Cosa sa fare la natura!! La pagina inferiore poi imita la stessa decorazione ma di un colore rosso su  fondo bianco. Secondo alcuni la similarità al pavone si collegherebbe al piumaggio, ma la cosa non  mi convince affatto per almeno due motivi: le decorazioni delle piume del pavone sono rotonde, mentre nella Calathea sono oblunghe e poi hanno delle colorazioni blu, che nella pianta mancano  completamente. 

E allora? Allora, approfondendo l’indagine, il collegamento si riferirebbe a qualcosa di ancor più  straordinario, e cioè al movimento. Al movimento della pianta? Quale movimento? Eh sì, eppur si  muove, direbbe Galileo, e in effetti una caratteristica delle foglie di Calathea è proprio quella di  muoversi in relazione al grado di luminosità dell’ambiente. Al buio si chiudono mentre con la luce  del giorno si riaprono in maniera spavalda come spavalda è l’apertura della ruota del pavone. Ecco  l’analogia!! Semplicemente fantastica. 

Non solo, il movimento delle foglie in chiusura emetterebbe anche un sonoro, una sorta di fruscio  avvertibile per cui questa pianta è stata chiamata anche Pianta vivente ed il movimento  fotosensibile delle foglie, la danza della luce della Calathea. A questo punto più che pianta vivente,  visto che tutte lo sono, sarebbe più adatto chiamarla Pianta danzante

E poi non è finita qua. Tanto per restare sul tema precedentemente trattato, per l’alternanza di  tonalità cromatiche dal verde chiaro quasi bianco al verde scuro, anch’essa è stata chiamata Pianta  Zebra.

Nella Calathea orbifolia (foto 11) questi caratteri sono ancor più spiccati. Per le grandi dimensioni  fogliari, il loro movimento richiama ancor meglio quello della ruota del pavone, e la meglio definita  alternanza di strisce bianche e verdi, più chiaramente il carattere zebrato. 

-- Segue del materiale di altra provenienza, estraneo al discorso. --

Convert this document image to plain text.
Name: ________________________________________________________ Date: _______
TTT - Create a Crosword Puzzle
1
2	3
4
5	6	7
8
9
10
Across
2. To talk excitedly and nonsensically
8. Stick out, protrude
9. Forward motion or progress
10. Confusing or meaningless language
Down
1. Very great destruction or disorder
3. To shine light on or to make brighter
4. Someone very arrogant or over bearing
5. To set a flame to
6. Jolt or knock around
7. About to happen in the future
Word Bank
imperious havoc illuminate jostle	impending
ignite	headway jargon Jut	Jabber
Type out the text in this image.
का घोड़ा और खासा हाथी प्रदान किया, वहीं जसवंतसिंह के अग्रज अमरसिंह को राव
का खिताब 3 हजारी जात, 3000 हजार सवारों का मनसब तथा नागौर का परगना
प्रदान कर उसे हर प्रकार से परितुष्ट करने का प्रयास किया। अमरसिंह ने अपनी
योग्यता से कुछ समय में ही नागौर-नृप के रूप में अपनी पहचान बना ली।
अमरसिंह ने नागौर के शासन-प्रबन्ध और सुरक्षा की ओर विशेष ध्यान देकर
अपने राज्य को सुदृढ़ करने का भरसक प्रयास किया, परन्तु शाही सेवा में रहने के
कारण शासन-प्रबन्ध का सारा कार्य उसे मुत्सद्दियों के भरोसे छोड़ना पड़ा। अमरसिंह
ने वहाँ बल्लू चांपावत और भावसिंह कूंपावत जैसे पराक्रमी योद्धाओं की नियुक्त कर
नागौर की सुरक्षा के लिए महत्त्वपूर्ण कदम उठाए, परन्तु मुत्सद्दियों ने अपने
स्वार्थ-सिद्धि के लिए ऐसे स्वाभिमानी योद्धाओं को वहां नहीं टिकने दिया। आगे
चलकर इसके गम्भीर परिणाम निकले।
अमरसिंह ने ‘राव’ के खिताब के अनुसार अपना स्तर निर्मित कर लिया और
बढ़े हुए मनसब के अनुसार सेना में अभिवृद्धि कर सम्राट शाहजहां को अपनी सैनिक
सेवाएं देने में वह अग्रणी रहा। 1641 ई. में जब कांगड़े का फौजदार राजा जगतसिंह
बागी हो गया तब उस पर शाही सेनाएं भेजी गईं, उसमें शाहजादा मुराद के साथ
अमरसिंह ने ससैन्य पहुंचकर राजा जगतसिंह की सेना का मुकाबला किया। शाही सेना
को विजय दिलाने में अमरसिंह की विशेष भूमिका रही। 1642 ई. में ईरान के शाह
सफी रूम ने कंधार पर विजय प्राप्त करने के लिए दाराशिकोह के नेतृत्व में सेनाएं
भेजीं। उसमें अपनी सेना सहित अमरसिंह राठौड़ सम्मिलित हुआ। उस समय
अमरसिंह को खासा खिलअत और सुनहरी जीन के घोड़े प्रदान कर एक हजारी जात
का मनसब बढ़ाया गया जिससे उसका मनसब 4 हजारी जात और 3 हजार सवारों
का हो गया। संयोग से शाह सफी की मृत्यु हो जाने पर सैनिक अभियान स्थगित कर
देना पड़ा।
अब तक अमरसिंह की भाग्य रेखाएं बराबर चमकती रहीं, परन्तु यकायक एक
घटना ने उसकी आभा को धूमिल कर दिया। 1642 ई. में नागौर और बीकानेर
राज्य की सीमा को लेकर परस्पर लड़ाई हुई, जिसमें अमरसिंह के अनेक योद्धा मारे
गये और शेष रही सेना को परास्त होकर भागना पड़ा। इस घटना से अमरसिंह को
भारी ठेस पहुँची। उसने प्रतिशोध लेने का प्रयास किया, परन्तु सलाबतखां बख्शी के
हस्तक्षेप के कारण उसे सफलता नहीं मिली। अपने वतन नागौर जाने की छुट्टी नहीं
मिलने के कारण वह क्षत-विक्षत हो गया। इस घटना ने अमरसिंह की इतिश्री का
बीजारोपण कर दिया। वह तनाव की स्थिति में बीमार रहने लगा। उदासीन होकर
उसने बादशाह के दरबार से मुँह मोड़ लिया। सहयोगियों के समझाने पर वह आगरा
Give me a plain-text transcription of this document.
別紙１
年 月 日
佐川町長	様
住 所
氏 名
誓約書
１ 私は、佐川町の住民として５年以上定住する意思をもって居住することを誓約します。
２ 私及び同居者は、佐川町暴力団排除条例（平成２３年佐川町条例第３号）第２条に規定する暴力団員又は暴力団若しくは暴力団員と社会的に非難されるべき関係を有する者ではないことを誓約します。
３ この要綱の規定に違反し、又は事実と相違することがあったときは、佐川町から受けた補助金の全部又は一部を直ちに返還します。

Non potevo non proporre il Croton (foto 12) scientificamente Codiaeum variegatum, una delle  più belle foglie che ci siano in circolazione come varietà e composizioni cromatiche, su cui però  non mi soffermo per passare rapidamente all’unico fiore di questa breve rassegna: quello  dell’Anigozanthos (foto 13) che qua vediamo in diverse varietà cromatiche, dal rosa al giallo  all’arancione.  

Ebbene il nome dal greco significa “fiore diverso”. Usando un linguaggio moderno potremmo  chiamarlo un “diversamente fiore” per la corolla “atipica” divisa in sei parti che qua però non  compare salvo in un esemplare arancione al centro in alto e in uno rosa a sinistra, ove i petali  appaiono dispiegati. Per il resto sono chiusi per cui, altra sorpresa, i colori che vediamo non sono  quelli dei fiori pd, bensì quelli dei loro involucri. 

La forma pelosa e digitata delle corolle ricorda le dita di una zampa, donde il nome alla pianta di  Zampa di canguro. Il canguro, con cui ne condivide anche l’origine che è australasica! 

Incredibile, un’altra correlazione animalesca, e chissà quante altre ne possiamo trovare  approfondendo l’indagine, che però si ferma qui, ringraziando pertanto questo weekend botanico  anche per avermi fatto conoscere meglio gli animali!